A funny thing happened on the way to ...
I became a drunk.
It's not a pretty word. It's not a pretty phrase. I can think of a lot of words that can be considered pretty: mellifluous, dressage, perspicacity. There are some phrases I consider especially beautiful: "For God so loved the world..." and "O'er the mountains of the moon..." spring to mind.
"I became a drunk" just doesn't cut it.
So what happened? I wasn't supposed to be a drunk! I was a college-educated, mid-level executive who wore suits, owned his own tuxedo, could hold his own in both professional and personal gatherings. Sure, I had been a little wild in my 20s, hadn't we all? But, I had moved on from the long-haired wild man of my youth. I was well entrenched in my church community (too many details would break anonymity), I was trusted by my employer with sensitive information that some in top level leadership did not have, I had and still have a great family. How could things be so wrong?

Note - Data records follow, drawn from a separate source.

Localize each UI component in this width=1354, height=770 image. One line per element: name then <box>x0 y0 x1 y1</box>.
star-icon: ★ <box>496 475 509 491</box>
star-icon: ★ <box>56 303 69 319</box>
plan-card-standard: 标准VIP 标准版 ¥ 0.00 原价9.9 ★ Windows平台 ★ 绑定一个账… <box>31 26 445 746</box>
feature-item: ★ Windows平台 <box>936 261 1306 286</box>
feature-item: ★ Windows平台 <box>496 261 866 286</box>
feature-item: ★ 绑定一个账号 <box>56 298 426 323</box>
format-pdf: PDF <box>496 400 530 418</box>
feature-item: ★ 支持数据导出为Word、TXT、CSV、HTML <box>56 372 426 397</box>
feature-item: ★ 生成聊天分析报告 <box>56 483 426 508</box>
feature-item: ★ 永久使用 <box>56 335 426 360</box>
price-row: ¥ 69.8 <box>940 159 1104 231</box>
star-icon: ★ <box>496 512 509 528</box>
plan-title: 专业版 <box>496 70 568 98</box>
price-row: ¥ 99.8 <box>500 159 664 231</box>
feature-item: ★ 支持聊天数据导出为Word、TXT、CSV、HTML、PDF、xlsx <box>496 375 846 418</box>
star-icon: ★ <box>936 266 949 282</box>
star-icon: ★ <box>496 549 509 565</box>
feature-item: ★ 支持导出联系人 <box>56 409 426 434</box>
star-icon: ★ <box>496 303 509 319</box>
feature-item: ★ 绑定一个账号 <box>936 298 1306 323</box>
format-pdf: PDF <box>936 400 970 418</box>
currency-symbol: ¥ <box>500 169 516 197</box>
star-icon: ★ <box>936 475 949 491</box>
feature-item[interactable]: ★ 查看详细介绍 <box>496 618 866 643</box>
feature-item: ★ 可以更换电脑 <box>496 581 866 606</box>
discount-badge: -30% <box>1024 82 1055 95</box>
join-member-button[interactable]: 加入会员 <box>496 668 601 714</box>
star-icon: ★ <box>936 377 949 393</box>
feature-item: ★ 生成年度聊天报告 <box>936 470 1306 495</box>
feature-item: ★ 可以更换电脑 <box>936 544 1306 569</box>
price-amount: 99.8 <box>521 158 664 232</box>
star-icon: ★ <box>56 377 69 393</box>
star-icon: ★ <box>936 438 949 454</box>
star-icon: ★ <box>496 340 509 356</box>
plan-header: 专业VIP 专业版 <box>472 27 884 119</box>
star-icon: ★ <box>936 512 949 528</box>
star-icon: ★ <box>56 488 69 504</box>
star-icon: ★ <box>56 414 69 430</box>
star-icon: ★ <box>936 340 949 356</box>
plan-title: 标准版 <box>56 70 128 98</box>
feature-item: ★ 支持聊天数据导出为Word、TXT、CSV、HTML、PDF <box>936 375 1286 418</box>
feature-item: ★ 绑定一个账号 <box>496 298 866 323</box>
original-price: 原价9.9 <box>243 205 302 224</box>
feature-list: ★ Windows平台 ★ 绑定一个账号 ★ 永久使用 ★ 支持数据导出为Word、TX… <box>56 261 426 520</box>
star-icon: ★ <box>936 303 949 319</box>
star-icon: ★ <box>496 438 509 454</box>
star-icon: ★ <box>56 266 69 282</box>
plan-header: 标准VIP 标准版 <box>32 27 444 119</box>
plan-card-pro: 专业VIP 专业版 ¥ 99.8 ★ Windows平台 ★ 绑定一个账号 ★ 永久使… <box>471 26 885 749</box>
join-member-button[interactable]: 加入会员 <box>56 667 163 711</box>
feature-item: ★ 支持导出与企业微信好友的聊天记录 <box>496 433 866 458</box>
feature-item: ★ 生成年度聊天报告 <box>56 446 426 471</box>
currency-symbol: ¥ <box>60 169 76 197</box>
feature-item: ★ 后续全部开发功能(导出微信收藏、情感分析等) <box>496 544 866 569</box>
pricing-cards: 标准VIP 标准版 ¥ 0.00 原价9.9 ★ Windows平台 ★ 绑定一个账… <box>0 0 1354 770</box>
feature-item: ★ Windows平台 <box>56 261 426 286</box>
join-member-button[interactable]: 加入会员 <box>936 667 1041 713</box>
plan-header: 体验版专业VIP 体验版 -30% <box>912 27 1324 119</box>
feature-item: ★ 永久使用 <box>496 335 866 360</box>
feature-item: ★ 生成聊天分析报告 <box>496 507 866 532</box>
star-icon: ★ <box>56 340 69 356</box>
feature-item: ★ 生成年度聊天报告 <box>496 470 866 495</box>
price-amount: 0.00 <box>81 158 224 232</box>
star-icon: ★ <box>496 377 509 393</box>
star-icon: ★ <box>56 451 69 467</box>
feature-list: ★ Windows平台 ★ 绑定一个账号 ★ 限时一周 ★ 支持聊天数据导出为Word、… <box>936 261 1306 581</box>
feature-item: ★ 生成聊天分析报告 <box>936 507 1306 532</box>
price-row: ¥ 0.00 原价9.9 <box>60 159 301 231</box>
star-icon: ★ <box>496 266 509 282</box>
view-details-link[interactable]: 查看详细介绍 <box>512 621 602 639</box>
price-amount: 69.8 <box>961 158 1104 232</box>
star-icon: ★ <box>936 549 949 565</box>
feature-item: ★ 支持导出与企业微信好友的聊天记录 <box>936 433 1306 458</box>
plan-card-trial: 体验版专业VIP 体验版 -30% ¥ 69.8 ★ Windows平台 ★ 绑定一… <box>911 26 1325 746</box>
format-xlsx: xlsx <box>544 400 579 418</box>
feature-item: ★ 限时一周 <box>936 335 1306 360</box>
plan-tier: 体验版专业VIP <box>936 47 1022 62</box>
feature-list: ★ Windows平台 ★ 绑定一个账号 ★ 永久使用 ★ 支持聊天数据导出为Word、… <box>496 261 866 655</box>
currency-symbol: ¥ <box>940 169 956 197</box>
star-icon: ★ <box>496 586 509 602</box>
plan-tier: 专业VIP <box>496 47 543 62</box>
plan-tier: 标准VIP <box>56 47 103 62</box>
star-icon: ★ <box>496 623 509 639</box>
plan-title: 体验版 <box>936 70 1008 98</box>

The truth is that it doesn't matter. It's not why I'm an alcoholic that matters. What matters are the choices that I make now to deal with the fact that I am an alcoholic; that I have the disease of alcoholism.
Maybe you think that "those people" just need to get a grip and "exercise a little self-restraint." Toward the end I even had an HR person at a major medical institution tell me "if I were you I just wouldn't have had anything to drink during the work week." Well, if I could do that then I wouldn't be an alcoholic, would I?
Even if you decide to discount a physician's opinion written more than 60 years ago before much of what is known about alcoholism today was known and which can be found in the the book Alcoholics Anonymous, a cursory search of the relevant documentation should serve to convince you that alcoholism is a disease. It's a disease as certainly as diabetes, coronary disease or cancer. The major difference in my opinion, a difference that I think continues to foster the stigma that follows the disease, is that there is no definitive medical test that can confirm the diagnosis of alcoholism. It is a disease diagnosis that only the patient can confirm.
When I'm doing an analysis of a computer system I look for the telltales that point me to where the problem lies. Is it a virus, is a start up service hiding a worm inside normal system files or am I looking for hidden data that may be illegal or point to other problems? In the end I expect to find something specific that can be addressed.
A physician or abuse counselor, a worried spouse or other caring person can also see telltales in the alcoholic. With the alcoholic, though, there is no point to which the doctor or anyone else can point and say "Aha, there it is! You have the disease alcoholism." It's only when the patient reaches the point where the plaque on the wall that begins "We admitted we were powerless..." becomes utterly and absolutely the reflection of what the patient sees in the mirror that the diagnosis is made.
For me the diagnosis is made. And you know what? The phrase "I became a drunk" isn't so ugly anymore. That I can say or write that phrase about myself without resorting to the barroom humor of "I drink, I get drunk, I fall down, no problem" tells me that I have turned the corner. I have done the 1st Step completely and honestly. "We admitted we were powerless over alcohol -- that our lives had become unmanageable."